Hôpitaux : les urgences "au bord de l'implosion", selon les renseignements généraux

Une note du service central du renseignement territorial du ministère de l’Intérieur décrit des urgences victimes de la dégradation des conditions de travail et "malades d’un engorgement massif".

L\'épidémie de grippe a battu son plein en février 2015 et a saturé les urgences hospitalières, comme ici à l\'hôpital Saint-Roch de Nice (Alpes-Maritimes).
L'épidémie de grippe a battu son plein en février 2015 et a saturé les urgences hospitalières, comme ici à l'hôpital Saint-Roch de Nice (Alpes-Maritimes). ( MAXPPP)

Le document est censé être réservé à un cercle restreint : le président de la République, le Premier ministre, les ministres de l'Intérieur et de la Santé.
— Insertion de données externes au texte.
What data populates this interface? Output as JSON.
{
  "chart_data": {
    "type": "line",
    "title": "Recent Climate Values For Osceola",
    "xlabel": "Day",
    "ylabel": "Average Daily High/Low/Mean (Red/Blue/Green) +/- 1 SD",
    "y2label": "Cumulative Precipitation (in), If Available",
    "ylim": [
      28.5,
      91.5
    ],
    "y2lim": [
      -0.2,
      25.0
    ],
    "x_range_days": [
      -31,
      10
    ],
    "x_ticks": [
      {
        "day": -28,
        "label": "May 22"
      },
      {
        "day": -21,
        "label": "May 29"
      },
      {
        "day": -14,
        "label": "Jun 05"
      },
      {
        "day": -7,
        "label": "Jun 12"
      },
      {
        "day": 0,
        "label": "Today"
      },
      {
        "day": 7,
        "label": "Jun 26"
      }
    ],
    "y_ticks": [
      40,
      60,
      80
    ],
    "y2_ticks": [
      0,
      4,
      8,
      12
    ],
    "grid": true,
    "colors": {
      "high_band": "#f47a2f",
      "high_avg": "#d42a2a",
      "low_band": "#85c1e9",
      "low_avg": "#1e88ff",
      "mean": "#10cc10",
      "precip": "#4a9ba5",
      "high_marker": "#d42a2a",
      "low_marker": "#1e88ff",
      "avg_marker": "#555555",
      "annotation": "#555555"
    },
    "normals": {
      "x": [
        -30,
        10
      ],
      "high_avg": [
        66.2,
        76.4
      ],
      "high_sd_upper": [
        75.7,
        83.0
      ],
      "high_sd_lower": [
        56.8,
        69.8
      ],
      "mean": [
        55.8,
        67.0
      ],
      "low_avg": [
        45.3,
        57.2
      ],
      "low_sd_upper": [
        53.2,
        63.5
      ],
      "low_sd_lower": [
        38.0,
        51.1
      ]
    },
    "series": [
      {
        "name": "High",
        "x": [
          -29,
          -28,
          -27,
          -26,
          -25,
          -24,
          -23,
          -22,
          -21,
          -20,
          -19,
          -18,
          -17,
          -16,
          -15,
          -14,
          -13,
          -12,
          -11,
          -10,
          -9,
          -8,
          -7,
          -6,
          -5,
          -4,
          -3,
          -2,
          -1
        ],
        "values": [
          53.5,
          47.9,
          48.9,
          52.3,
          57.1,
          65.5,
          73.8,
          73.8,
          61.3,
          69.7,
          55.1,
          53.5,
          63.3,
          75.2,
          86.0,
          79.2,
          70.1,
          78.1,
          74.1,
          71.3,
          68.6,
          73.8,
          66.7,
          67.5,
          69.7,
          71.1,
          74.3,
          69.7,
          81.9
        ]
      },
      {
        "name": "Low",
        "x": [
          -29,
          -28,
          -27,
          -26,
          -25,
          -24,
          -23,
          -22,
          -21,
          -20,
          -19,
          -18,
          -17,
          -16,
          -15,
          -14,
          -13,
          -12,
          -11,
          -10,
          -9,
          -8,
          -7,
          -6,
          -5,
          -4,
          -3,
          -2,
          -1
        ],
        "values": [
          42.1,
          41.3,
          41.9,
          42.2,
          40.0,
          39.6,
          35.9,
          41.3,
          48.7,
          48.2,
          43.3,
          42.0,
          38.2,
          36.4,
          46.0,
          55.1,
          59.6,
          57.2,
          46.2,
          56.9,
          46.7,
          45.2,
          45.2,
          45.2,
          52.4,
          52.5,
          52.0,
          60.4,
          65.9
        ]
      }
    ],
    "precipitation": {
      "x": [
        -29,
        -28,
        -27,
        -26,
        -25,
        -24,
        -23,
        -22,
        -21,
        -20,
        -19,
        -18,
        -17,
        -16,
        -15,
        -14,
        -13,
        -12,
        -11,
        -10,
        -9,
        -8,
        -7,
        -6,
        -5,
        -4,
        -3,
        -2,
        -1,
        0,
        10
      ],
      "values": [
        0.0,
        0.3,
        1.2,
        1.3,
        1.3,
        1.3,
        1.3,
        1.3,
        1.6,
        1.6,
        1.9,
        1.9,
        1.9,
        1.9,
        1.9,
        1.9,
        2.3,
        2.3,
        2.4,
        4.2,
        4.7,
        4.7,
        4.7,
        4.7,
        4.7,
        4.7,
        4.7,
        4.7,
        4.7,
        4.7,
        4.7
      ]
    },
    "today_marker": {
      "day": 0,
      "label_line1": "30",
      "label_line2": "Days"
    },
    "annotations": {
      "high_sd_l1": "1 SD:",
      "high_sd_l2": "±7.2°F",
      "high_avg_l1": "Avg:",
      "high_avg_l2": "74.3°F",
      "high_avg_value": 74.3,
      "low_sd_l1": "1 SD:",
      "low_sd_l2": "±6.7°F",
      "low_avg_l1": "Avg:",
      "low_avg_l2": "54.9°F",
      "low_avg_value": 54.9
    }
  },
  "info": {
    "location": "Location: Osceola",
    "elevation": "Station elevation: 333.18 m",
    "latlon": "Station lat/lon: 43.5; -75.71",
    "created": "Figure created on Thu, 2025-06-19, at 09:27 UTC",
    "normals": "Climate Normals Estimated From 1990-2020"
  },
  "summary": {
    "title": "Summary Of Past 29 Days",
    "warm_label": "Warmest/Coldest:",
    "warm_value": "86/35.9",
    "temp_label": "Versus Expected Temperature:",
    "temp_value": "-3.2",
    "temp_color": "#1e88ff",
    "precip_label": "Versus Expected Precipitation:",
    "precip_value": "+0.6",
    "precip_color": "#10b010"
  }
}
Le Parisien révèle des extraits d'une note confidentielle rédigée par le service central du renseignement territorial du ministère de l’Intérieur qui tire la sonnette d'alarme sur l'état des urgences hospitalières en France.

Dans cet "état des lieux", rédigé par des gendarmes et des policiers, les services des urgences sont décrits comme "malades d'une engorgement massif". Le document estime même que "selon les syndicats, ce secteur semble au bord de l’implosion". La dégradation des conditions de travail a provoqué de nombreux mouvements de grève. Est notamment pointée du doigt la réduction du nombre de lits, qui contribue à "saturer les services hospitaliers d’urgence ainsi que les unités d’hospitalisation de courte durée, en particulier avec les patients âgés".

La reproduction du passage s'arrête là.